DRY BONE BARITONES
I will always remember that scene in Picnic at Hanging Rock, when the four young girls, dressed in frilly white frocks, break away from the party and climb up the rock face. They are slowly overcome by fatigue, and at some point the rock begins to hum - the kind of low vibration that makes hairs stand up on the back of one's neck. The kind of low vibration that occurs when wind is trapped in high places; eery, mystical, somewhat scary.
A group of Scientists studying the arches of Utah's national parks have recently found that the arches are humming.
While conducting research on the health of the arches, and trying to determine when and why individual arches may fall down, the team found that they were able to measure the vibrations of the arches as they moved in the wind. By studying these vibrations, they could then assess the internal structures, movements and overall health of each arch.

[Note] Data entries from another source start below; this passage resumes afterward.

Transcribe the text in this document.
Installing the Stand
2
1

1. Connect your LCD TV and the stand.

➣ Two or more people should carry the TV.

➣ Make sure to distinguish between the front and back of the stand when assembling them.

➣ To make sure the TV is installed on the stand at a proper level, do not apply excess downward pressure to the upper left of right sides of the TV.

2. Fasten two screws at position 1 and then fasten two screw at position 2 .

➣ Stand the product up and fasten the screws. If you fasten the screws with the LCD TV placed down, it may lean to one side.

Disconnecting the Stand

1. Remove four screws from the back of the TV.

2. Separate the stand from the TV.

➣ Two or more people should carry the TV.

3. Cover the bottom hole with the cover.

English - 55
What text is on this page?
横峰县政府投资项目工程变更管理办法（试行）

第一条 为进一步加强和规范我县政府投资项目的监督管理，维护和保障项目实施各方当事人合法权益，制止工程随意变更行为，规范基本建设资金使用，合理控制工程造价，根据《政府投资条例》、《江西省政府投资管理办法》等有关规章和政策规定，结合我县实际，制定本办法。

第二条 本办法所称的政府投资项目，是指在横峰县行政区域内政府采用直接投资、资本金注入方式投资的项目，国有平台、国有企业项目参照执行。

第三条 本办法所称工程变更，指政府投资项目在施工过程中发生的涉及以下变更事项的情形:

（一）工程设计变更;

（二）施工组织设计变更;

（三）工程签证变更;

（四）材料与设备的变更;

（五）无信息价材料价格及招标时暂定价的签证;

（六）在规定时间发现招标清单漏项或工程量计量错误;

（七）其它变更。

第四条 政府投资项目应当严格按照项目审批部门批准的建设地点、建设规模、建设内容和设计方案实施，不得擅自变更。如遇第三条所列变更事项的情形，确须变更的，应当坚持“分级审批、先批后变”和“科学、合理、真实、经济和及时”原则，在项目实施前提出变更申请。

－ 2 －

Reading about this, I was struck by the feeling of an instantaneous meshing of my experiences and scientific fact. I had often felt the humming of larger rocks, the way one can hear a TV being switched on in the next room. It is at once a knowing, and a physical sensing of the thing.
According to these scientists, the rocks are not only humming, they are also moving, being plucked by the wind like strings of a cello.
the bones of the Earth laid bare
move with the frequencies
- an intimate connection
between the two.
in the gaping chasm that separates my foreign consciousness
from my ancient new home
listening in on the conversation
trying to make sense of a language I do not speak
catching only the faintest hints of those words
that hold a common root
and yet, acutely aware of the gist of it all.